I think that selling them as a bundle does not work so well as you would essentially be targeting new readers who have no reason to purchase all of your books with the most expensive option. (costs more than a single book) Anyone who has previously read a book of yours (and would be more likely to blindly purchase all of your works based on the ones already read) , likely already owns one or more, so they would likely already own some of the books in the bundle, which means that the price would have to take that into account. (ie the discount would need to make it cheaper than buying all of the books minus one or two)
I think this sort of thing works better if:
1 You have a lot of books published, but in which case you would normally see omnibus editions of two or three books only, not all of the books.
2 You have previously published paper books and are now offering ebook versions for readers who already have paper copies, but not electronic ones. In this case, what I have seen if a cd/dvd included with the paper copy which contains free ebook copies of some of the books. (Baen has done this)
Also, I don’t think using a physical object (CD, DVD, SD card, or thumb drive) is a good way to do this as you need to have a way to sell this and ship this vs the ease of delivery of an ebook on amazon today. Not sure you could sell an object containing the books via amazon.
Thanks for the thoughts. The point about having paper books makes sense. I’m transitioning the opposite way from many authors. I still don’t have a publishing contract, but I will soon and I’ll discuss this all with the fellow bringing my paper books out. I always liked the Baen CDs.
With regards to paper books – from what I’ve read, it seems like other than maybe a few bestselling authors, ebooks are selling better than paper books these days. Also, I think that self published authors make considerably more than regularly published authors per unit sold when comparing ebooks vs paper books.

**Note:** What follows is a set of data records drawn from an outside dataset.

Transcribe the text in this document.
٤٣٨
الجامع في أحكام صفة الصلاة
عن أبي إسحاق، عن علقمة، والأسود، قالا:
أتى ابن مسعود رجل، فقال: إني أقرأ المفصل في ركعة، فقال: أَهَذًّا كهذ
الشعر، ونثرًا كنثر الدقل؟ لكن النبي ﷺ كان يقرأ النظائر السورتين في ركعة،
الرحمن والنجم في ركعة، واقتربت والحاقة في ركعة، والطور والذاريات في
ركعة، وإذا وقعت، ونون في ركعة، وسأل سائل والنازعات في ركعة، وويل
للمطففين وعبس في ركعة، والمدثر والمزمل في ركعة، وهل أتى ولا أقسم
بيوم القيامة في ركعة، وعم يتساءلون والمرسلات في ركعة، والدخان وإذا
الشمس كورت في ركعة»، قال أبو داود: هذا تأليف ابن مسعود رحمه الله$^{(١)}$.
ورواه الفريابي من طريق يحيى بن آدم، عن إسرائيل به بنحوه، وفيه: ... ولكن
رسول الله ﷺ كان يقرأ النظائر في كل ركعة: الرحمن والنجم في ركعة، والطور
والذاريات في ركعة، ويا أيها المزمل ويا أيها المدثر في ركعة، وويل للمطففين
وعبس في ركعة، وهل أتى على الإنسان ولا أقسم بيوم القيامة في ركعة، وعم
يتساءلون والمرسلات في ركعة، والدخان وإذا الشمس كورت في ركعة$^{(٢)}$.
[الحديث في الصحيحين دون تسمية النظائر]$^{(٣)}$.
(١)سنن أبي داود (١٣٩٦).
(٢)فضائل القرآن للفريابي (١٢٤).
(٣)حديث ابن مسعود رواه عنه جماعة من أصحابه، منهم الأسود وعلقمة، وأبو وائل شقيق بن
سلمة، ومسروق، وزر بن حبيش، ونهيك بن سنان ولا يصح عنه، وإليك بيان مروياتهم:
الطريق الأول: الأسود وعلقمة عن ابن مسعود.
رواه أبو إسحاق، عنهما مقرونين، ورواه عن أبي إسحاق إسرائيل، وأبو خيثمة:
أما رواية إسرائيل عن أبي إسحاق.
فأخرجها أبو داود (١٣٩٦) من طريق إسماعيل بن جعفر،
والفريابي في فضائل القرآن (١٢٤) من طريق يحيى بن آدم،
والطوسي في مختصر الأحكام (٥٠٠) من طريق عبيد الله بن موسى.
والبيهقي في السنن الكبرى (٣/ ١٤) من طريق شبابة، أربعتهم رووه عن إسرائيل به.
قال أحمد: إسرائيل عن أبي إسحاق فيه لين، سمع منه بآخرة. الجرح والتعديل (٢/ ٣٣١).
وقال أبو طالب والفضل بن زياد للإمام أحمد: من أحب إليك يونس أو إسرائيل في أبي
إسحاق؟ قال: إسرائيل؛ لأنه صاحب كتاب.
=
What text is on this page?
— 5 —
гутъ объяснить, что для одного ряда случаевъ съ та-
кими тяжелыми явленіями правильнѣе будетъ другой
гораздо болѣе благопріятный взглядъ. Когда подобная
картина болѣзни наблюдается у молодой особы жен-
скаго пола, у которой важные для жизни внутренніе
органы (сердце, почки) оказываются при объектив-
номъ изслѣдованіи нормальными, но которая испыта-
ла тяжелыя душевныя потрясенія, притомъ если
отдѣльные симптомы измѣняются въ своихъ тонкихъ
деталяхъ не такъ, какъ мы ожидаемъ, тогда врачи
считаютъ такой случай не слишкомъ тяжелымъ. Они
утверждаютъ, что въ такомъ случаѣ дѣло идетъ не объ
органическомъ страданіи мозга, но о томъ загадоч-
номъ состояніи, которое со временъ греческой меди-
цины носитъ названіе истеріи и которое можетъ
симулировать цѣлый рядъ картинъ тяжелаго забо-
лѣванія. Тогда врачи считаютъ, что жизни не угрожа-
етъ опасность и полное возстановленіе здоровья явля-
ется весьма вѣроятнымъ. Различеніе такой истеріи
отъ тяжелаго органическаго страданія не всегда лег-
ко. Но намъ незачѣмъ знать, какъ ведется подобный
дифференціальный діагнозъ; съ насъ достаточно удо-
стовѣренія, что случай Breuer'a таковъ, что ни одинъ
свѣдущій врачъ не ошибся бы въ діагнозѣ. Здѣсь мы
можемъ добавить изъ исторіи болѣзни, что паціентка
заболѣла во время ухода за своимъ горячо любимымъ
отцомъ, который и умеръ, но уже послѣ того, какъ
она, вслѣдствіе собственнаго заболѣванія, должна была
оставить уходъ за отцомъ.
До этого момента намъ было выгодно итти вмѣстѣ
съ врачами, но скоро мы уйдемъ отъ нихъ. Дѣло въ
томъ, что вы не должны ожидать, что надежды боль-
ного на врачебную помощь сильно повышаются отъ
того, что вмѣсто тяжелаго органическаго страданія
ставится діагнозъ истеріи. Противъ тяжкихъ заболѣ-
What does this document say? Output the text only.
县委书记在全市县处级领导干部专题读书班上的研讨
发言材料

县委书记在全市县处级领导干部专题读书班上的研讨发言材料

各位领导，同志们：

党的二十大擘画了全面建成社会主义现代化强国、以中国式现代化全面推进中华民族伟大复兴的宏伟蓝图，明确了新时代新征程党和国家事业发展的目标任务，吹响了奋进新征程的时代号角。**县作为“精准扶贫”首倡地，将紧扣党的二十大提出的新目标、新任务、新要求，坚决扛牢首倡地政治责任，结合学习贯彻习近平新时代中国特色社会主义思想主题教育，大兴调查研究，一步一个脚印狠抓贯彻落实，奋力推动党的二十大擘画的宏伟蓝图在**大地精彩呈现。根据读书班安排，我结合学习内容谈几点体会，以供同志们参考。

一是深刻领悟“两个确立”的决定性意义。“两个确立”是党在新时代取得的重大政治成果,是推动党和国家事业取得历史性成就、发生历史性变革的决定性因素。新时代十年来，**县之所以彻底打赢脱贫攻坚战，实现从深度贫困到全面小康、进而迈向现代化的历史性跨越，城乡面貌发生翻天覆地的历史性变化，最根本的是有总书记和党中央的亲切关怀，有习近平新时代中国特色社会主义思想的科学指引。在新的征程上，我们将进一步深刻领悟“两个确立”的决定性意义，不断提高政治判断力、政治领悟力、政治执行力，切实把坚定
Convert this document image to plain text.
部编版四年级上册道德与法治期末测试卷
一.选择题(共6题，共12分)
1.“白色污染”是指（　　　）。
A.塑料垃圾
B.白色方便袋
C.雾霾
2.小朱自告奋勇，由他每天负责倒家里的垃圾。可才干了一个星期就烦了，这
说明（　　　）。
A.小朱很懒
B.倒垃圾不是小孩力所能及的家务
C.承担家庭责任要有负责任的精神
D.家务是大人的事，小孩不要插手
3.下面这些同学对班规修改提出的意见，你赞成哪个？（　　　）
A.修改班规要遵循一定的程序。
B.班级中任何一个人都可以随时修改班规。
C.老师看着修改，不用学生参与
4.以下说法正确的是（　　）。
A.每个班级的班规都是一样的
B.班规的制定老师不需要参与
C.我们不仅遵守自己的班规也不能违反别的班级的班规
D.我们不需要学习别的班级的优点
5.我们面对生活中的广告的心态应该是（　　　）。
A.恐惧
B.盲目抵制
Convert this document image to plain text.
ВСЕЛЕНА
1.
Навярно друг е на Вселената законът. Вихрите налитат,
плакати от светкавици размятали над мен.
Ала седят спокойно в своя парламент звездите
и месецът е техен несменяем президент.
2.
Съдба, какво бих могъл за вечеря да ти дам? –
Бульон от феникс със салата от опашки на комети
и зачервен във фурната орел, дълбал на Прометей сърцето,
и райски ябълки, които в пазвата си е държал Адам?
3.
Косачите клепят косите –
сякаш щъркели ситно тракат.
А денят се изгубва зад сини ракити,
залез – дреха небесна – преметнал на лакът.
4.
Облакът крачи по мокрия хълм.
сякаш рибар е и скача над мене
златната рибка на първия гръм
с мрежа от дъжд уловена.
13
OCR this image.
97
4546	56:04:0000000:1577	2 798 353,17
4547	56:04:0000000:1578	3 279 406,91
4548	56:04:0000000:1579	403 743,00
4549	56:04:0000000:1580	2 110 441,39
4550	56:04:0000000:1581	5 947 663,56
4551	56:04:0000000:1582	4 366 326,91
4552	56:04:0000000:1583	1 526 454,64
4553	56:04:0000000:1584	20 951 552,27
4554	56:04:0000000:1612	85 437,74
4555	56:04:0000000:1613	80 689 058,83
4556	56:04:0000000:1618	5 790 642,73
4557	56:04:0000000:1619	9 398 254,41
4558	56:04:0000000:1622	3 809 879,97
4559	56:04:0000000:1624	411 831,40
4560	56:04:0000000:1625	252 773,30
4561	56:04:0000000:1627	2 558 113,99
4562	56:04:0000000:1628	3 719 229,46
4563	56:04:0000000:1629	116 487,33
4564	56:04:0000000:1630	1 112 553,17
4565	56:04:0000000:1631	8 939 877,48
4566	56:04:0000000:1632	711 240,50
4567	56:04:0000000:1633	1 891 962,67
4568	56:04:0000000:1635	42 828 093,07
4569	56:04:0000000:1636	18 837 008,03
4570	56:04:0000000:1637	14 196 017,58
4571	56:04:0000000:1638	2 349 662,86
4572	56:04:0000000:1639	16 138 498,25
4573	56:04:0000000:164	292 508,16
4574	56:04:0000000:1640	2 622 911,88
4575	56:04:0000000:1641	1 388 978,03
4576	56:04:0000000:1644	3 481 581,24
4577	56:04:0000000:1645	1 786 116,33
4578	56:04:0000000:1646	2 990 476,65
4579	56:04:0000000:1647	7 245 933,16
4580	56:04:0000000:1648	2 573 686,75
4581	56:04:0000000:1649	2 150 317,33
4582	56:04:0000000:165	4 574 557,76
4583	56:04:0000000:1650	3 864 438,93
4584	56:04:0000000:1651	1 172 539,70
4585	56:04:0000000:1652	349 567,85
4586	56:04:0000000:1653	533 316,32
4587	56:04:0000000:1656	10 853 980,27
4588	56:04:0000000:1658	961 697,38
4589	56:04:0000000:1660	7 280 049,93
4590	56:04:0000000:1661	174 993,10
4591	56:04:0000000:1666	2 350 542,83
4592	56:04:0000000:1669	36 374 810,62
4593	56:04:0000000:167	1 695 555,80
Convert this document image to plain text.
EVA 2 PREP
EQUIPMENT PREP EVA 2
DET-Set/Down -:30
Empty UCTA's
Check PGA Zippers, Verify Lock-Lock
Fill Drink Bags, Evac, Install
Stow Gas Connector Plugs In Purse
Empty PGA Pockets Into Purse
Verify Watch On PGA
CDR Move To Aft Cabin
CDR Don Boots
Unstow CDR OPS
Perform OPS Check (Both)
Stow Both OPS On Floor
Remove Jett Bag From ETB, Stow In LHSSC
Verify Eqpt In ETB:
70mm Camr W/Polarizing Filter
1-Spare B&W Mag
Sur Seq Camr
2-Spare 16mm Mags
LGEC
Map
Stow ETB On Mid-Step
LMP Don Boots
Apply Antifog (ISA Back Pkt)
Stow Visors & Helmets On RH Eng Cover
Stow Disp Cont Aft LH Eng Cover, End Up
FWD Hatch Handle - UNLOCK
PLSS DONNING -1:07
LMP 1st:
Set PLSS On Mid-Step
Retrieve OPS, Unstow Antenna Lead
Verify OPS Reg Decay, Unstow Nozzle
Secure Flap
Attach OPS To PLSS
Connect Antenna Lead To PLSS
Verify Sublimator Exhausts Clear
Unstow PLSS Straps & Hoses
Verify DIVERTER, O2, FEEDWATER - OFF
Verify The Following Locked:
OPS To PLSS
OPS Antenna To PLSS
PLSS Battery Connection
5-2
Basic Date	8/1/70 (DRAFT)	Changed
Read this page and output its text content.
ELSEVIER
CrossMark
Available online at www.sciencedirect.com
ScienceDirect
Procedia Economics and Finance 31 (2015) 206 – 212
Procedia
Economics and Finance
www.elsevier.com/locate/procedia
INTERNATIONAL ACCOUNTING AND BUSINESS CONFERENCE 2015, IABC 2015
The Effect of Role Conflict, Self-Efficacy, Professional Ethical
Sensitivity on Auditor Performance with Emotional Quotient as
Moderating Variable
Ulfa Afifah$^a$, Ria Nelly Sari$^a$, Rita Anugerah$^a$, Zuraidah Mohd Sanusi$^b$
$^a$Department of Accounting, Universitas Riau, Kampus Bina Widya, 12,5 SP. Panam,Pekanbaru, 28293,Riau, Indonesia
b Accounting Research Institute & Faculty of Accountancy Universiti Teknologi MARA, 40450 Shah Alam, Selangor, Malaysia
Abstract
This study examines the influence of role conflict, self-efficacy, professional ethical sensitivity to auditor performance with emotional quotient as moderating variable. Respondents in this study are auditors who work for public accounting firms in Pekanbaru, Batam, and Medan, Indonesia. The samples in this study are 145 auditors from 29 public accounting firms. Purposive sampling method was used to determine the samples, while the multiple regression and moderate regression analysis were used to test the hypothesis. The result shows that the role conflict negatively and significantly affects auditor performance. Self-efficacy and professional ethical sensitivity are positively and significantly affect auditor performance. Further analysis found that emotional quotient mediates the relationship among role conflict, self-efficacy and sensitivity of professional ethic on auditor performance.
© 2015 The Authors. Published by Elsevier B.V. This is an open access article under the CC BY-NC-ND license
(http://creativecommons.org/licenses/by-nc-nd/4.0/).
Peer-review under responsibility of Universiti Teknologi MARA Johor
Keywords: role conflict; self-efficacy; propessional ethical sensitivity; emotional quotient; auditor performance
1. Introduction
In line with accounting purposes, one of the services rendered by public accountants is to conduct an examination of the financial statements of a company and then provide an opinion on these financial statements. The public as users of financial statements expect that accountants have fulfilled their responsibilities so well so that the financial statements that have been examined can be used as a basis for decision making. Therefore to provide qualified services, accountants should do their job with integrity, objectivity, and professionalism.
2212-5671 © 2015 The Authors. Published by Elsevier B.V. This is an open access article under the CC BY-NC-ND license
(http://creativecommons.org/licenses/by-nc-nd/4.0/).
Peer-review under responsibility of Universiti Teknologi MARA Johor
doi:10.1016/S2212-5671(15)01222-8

I guess that is something to consider when looking into a publishing contract. You will likely also want to retain control over everything you can, including when you can publish, etc as it seems like publishing contracts can be very restrictive and limit the number of books an author publishes. Unless the publishing contract is going to give you advertising and place books in book stores like BN, you may want to consider a POD solution instead. In any case, there are plenty of articles and blogs by authors (self published and otherwise on this subject), so I would advise you to read them if you have not already. My impression of what I have read is that in general self publishing is the way to go for 97-99% of all self published authors. Hopefully the contract you have negotiated/are negotiated has taken all of this into account already.
I hang out with a bunch of authors – some with conventional publishers and some indie – even a couple who manage to do both. A few of them under several names in different genres. I’m amazed at the sort of mind that can write historical – how to – porn – science fiction and poetry. I’m starting to think a couple of them have a multiple personality. But I won’t call it a disorder. They so far approve of what I have negotiated.